Exploring Linear Regression
Instructions:
Play with this applet to see how we can choose a line to fit some data.
- Green points control a line of your choosing.
- Small points represent data: blue if above your line; red if below. You can move these, too.
- Red and blue segments connect data to corresponding points on your line (with same x-coordinates).
- Deviations (positive for blue points, negative for red) are shown by default, but you can uncheck the Deviations check box to hide them.
- You can check the Regression Line check box to show the least squares best fit line.
- Total deviation just adds up all the deviations. Can you position the green line so that it doesn't represent the data well, but it gets a "total deviation" very close to zero? (This is why we don't use total deviation.)
- Total absolute deviation adds up the absolute values of the deviations, so opposite deviations don't cancel each other out.
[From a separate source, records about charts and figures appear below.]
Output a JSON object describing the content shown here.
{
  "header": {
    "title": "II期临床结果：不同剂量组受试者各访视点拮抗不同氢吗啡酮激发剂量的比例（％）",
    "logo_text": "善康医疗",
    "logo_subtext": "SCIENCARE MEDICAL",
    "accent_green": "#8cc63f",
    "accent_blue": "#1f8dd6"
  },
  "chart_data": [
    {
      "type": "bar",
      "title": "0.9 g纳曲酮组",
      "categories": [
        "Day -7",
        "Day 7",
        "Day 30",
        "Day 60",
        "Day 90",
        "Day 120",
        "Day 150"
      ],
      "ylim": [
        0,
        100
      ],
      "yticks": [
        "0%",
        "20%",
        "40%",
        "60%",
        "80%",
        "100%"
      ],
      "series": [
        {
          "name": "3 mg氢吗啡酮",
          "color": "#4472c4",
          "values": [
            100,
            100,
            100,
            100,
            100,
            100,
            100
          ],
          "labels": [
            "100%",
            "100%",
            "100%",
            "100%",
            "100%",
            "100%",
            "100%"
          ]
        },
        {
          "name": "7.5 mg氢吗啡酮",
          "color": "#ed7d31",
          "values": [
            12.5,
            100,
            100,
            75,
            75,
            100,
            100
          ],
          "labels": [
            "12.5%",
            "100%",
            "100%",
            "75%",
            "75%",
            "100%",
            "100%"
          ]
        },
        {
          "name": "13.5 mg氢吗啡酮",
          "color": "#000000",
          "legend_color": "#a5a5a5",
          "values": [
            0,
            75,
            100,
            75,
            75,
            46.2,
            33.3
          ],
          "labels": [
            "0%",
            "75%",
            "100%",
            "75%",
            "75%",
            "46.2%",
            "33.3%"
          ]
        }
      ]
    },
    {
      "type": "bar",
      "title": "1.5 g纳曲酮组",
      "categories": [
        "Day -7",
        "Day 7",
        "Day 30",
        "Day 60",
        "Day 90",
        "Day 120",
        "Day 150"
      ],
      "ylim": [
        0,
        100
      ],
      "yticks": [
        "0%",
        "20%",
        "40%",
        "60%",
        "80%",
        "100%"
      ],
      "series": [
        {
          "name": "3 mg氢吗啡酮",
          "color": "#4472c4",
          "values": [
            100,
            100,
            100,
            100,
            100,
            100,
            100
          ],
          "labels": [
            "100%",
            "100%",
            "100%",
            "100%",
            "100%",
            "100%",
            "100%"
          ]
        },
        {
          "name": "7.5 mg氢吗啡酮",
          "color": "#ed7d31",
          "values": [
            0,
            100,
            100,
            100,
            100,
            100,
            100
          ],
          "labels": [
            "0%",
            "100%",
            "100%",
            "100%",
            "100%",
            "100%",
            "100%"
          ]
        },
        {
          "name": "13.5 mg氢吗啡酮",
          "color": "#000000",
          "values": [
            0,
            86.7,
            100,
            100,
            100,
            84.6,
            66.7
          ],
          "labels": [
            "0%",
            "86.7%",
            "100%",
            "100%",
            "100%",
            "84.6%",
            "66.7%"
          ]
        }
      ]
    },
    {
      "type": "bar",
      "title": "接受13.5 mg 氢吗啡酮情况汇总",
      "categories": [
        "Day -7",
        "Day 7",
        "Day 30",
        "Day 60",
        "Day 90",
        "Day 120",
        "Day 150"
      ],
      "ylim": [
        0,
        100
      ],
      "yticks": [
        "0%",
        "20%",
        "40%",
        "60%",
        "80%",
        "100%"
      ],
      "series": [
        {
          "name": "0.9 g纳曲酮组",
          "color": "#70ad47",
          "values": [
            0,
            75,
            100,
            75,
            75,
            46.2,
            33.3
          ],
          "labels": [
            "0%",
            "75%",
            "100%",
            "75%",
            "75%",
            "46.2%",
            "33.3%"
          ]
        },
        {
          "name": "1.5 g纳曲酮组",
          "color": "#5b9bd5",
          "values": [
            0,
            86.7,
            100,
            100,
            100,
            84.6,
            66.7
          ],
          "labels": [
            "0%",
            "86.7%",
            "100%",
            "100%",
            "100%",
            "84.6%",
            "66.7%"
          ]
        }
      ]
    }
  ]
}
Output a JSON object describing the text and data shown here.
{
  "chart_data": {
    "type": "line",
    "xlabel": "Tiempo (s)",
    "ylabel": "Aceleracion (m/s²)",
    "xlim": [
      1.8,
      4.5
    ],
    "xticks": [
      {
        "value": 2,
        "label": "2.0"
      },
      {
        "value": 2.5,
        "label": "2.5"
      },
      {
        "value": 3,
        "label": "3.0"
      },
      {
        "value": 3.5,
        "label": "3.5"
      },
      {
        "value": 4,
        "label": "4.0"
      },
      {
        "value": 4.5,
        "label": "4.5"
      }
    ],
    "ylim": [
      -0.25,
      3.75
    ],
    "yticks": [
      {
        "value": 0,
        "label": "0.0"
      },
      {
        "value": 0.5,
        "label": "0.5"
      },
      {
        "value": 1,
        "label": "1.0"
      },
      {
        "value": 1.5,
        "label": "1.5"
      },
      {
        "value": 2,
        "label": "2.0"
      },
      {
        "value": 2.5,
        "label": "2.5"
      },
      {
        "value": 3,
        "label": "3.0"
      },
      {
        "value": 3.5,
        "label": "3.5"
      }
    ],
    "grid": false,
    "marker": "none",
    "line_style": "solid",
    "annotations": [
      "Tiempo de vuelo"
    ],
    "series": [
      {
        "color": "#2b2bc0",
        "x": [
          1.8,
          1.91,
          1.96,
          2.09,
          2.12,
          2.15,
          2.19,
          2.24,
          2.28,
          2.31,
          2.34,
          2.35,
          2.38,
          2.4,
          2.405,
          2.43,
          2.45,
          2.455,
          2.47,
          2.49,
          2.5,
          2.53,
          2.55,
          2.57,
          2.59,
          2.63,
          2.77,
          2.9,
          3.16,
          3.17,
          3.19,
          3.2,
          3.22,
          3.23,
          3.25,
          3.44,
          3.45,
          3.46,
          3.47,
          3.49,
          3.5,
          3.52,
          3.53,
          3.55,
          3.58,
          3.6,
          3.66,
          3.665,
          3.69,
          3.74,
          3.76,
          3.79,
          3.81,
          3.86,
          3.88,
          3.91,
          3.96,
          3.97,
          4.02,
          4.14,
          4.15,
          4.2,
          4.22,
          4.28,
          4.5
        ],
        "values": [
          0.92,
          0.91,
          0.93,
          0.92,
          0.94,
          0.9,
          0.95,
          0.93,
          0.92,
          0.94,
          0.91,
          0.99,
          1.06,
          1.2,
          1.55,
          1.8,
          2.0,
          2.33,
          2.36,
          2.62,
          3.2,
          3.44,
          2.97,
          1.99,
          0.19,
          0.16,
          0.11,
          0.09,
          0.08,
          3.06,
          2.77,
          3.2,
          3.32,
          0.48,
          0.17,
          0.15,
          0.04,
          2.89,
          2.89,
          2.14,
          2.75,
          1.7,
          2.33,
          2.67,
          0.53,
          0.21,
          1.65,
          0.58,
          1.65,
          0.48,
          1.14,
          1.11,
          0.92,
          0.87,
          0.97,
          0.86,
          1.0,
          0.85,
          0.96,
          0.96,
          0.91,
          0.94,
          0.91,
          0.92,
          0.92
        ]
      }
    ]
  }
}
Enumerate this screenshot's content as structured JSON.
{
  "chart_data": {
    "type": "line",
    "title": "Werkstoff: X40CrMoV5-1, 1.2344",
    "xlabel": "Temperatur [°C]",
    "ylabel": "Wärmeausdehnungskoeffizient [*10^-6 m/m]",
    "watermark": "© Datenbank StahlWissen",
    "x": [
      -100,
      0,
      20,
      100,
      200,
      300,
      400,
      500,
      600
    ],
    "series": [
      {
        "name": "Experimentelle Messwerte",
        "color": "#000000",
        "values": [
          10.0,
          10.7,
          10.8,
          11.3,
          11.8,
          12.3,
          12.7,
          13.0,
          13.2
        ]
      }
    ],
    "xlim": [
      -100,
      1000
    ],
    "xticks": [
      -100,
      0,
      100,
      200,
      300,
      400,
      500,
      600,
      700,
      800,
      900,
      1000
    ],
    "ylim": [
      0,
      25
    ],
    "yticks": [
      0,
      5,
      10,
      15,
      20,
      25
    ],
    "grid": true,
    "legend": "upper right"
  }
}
This is one way to solve the problem that total deviation has.
- Total squared deviation squares all deviations and adds up those numbers. This is another way to avoid the problem that total deviation has. If you minimize this score, you've found the "least squares" regression line.
- Of the three scoring methods, the first one is tempting but useless.
- The second and third have merits, but (as far as I know) the third one, least squares, is far more popular.
- I guess this is because the sum of squared deviations is a quadratic polynomial. This can be optimized by algebra (completing the square) or calculus (the derivative is nice).
- By comparison, the sum of several absolute value expressions is harder to analyze at first glance. Perhaps it's not too bad, though. Is there some advantage to a piecewise linear badness function? Are there other advantages to the best fit line determined by least absolute deviation?